Eines Abends gegen vier Uhr kam Mocquet ins Haus.
Er kaufte Pulver ein.
Während des Einkaufens winkte er mir mit dem Auge. Er ging hinaus. Ich folgte ihm.
»Nun, Mocquet,« fragte ich, »was gibts?« »Errathen Sie’s nicht, Herr Alexander?« »Nein.«
»Errathen Sie nicht, daß ichs, wenn ich bei der Frau Generalin Pulver kaufe, statt es ganz einfach in Haramont zu holen, d.h. wenn ich eine ganze Stunde gehe statt einer Viertelstunde, daß ich Ihnen dann eine Partie vorzuschlagen habe?
»Ach, mein lieber Mocquet! Und was denn?«
»Es Ist Ein Wolf da, Herr Alexander.«
»Wirklich?«
»Er hat heute Nacht dem Herrn Destournelles ein Schaf gestohlen, und ich bin ihm bis in den Wald von Tillet nachgelaufen.«
»Und nun?«
»Heute Nacht werde ich ihn ganz gewiß wieder sehen, ich werde ihn auftreiben, und morgen früh wollen wir ihm dann seinen Denkzettel geben.«
»O welch ein Glück!«
»Nur bedarf es der Erlaubniß . . .
»Von wem, Mocquet?«
»Von der Frau Generalin.«
»Komm wieder mit mir herein, Mocquet, wir wollen sie darum ersuchen.«
Meine Mutter betrachtete uns durch die Fensterscheiben hindurch.
Sie dachte sichs sogleich, daß irgend ein Complott geschmiedet wurde. Wir kamen herein.

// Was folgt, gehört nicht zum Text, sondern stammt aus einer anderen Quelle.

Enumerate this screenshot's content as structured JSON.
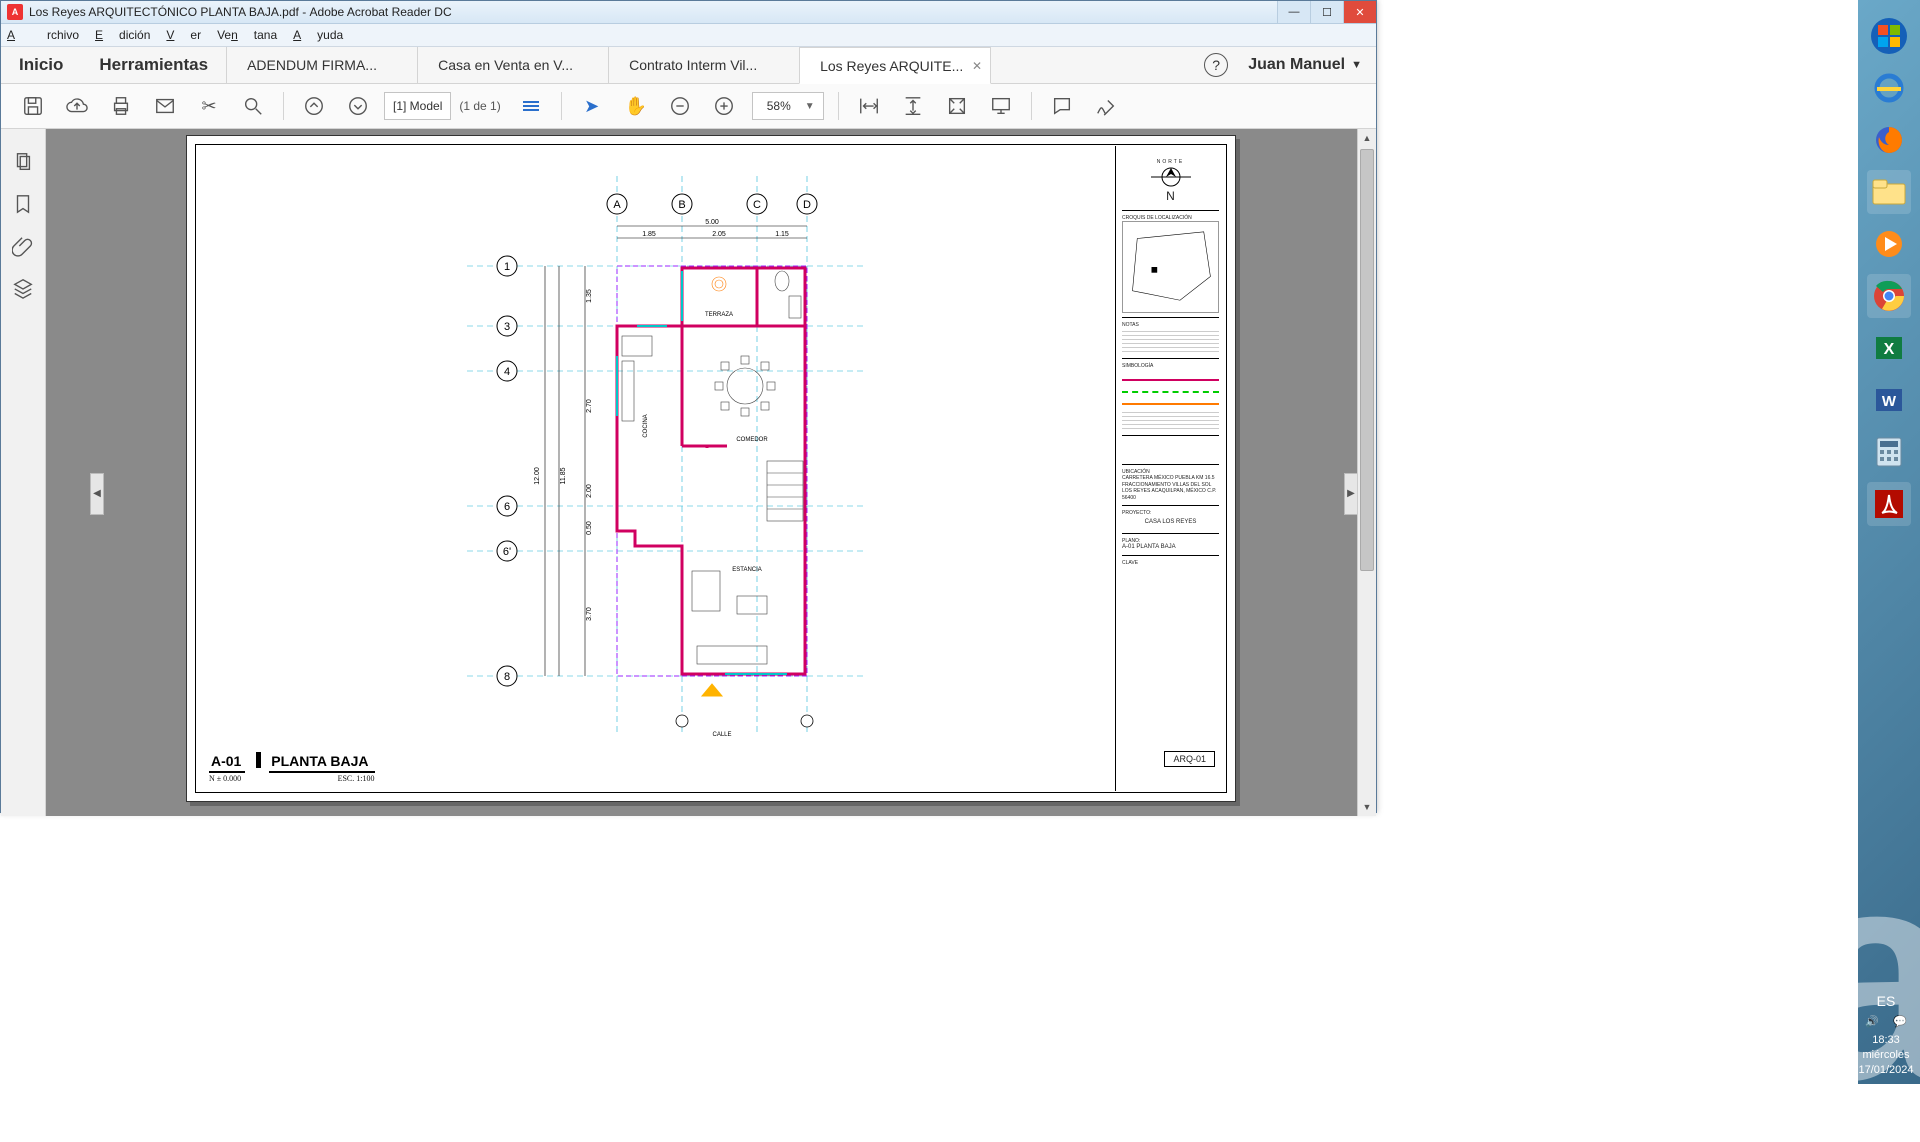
{
  "titlebar": {
    "filename": "Los Reyes ARQUITECTÓNICO PLANTA BAJA.pdf",
    "app": "Adobe Acrobat Reader DC"
  },
  "menus": {
    "archivo": "Archivo",
    "edicion": "Edición",
    "ver": "Ver",
    "ventana": "Ventana",
    "ayuda": "Ayuda"
  },
  "hometabs": {
    "inicio": "Inicio",
    "herramientas": "Herramientas"
  },
  "doctabs": [
    {
      "label": "ADENDUM FIRMA..."
    },
    {
      "label": "Casa en Venta en V..."
    },
    {
      "label": "Contrato Interm Vil..."
    },
    {
      "label": "Los Reyes ARQUITE...",
      "active": true
    }
  ],
  "user": {
    "name": "Juan Manuel"
  },
  "toolbar": {
    "model": "[1] Model",
    "page_of": "(1 de 1)",
    "zoom": "58%"
  },
  "drawing": {
    "code": "A-01",
    "title": "PLANTA BAJA",
    "level": "N ± 0.000",
    "scale": "ESC. 1:100",
    "bottom_label": "CALLE",
    "col_grids": [
      "A",
      "B",
      "C",
      "D"
    ],
    "row_grids": [
      "1",
      "3",
      "4",
      "6",
      "6'",
      "8"
    ],
    "rooms": {
      "terraza": "TERRAZA",
      "cocina": "COCINA",
      "comedor": "COMEDOR",
      "estancia": "ESTANCIA"
    },
    "dims": {
      "top_total": "5.00",
      "top_a": "1.85",
      "top_b": "2.05",
      "top_c": "1.15",
      "left_total": "12.00",
      "left_inner": "11.85",
      "l1": "1.35",
      "l2": "2.70",
      "l3": "2.00",
      "l4": "0.50",
      "l5": "3.70"
    },
    "tb": {
      "north_hdr": "NORTE",
      "north_letter": "N",
      "croquis": "CROQUIS DE LOCALIZACIÓN",
      "notas": "NOTAS",
      "simbologia": "SIMBOLOGÍA",
      "ubicacion_hdr": "UBICACIÓN",
      "ubicacion": "CARRETERA MÉXICO PUEBLA KM 16.5 FRACCIONAMIENTO VILLAS DEL SOL LOS REYES ACAQUILPAN, MÉXICO C.P. 56400",
      "proyecto_hdr": "PROYECTO:",
      "proyecto": "CASA LOS REYES",
      "plano_hdr": "PLANO:",
      "plano": "A-01 PLANTA BAJA",
      "clave_hdr": "CLAVE",
      "clave": "ARQ-01"
    }
  },
  "systray": {
    "lang": "ES",
    "time": "18:33",
    "day": "miércoles",
    "date": "17/01/2024"
  },
  "taskbar_icons": [
    "start",
    "ie",
    "firefox",
    "explorer",
    "wmp",
    "chrome",
    "excel",
    "word",
    "calc",
    "acrobat"
  ]
}
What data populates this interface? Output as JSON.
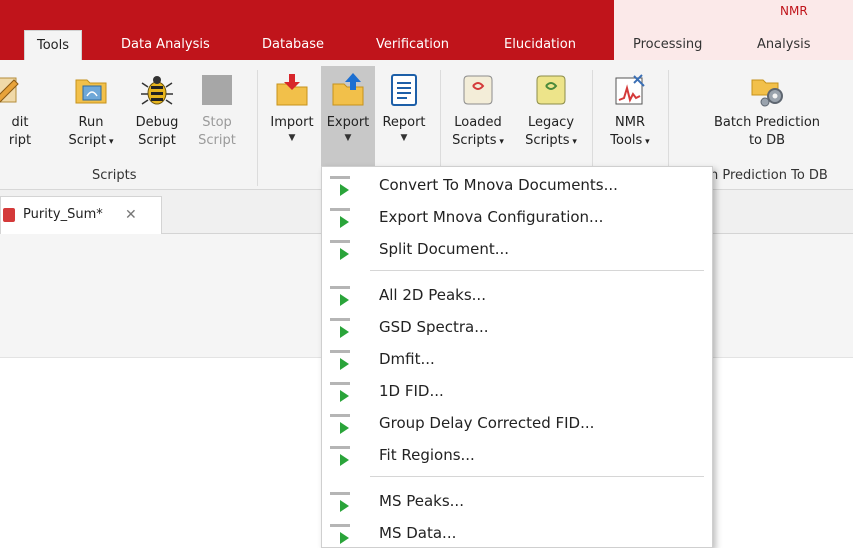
{
  "ribbon_tabs": {
    "tools": "Tools",
    "data_analysis": "Data Analysis",
    "database": "Database",
    "verification": "Verification",
    "elucidation": "Elucidation",
    "processing": "Processing",
    "analysis": "Analysis",
    "context_group": "NMR"
  },
  "ribbon_buttons": {
    "edit_script": [
      "dit",
      "ript"
    ],
    "run_script": [
      "Run",
      "Script"
    ],
    "debug_script": [
      "Debug",
      "Script"
    ],
    "stop_script": [
      "Stop",
      "Script"
    ],
    "import": "Import",
    "export": "Export",
    "report": "Report",
    "loaded_scripts": [
      "Loaded",
      "Scripts"
    ],
    "legacy_scripts": [
      "Legacy",
      "Scripts"
    ],
    "nmr_tools": [
      "NMR",
      "Tools"
    ],
    "batch_prediction": [
      "Batch Prediction",
      "to DB"
    ]
  },
  "group_labels": {
    "scripts": "Scripts",
    "batch_prediction": "h Prediction To DB"
  },
  "document_tab": {
    "label": "Purity_Sum*",
    "close": "✕"
  },
  "export_menu": {
    "items": [
      "Convert To Mnova Documents...",
      "Export Mnova Configuration...",
      "Split Document...",
      "All 2D Peaks...",
      "GSD Spectra...",
      "Dmfit...",
      "1D FID...",
      "Group Delay Corrected FID...",
      "Fit Regions...",
      "MS Peaks...",
      "MS Data..."
    ]
  },
  "colors": {
    "ribbon_red": "#c0141b",
    "menu_play_green": "#2aa43a"
  },
  "icons": {
    "edit_script": "pencil-script-icon",
    "run_script": "folder-run-icon",
    "debug_script": "bug-icon",
    "stop_script": "stop-square-icon",
    "import": "folder-import-icon",
    "export": "folder-export-icon",
    "report": "report-document-icon",
    "loaded_scripts": "scroll-icon",
    "legacy_scripts": "legacy-scroll-icon",
    "nmr_tools": "nmr-tools-icon",
    "batch_prediction": "folder-gears-icon",
    "menu_item": "play-script-icon"
  }
}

»He, Mocquet,« sagte Sie, »Du gefällst mir gar nicht mehr.«
»Warum, Frau Generalin?« fragte er.
»Nun, weil Du dem Jungen immer den Kopf warm machst; er denkt bereits nur zu viel an Deine verdammte Jagd.«
»Ei, Frau Generalin, das ist wie mit den Hunden von guter Race: sein Vater war ein Jäger, er ist ein Jäger, sein Sohn wird ein Jäger werden; darein müssen Sie sich zu finden wissen.« »Und wenn ihm ein Unglück zustößt!«
»Bei mir! Ein Unglück! Ein Unglück bei Mocquet! Was fällt Ihnen ein? Ich bürge mit Leib und Seele für Herrn Alexander. Ihm ein Unglück zustoßen, dem Sohn des Generals! Nein, nein, nimmermehr!«
Meine arme Mutter schüttelte den Kopf.
Ich hing mich ihr an den Hals.
»Liebes Mütterchen,« sagte ich, »laß Dich erbitten.« »Aber Du mußt ihm seine Flinte laden, Mocquet.«
»Seien Sie doch ruhig! Sechzig Körner Pulver, keins mehr, keins weniger, und eine Kugel, wovon zwanzig auf das Pfund gehen«
»Du darfst ihn nicht verlassen.«
»So wenig als sein Schatten«
»Du mußt ihn neben Dich stellen.«
»Zwischen meine Beine.«
»Mocquet! Dir allein vertraue ich ihn an.«
»Und Sie sollen ihn unversehrt zurückerhalten. Kommen Sie, Herr Alexander, nehmen Sie Ihre Siebensachen zusammen und lassen Sie uns gehen.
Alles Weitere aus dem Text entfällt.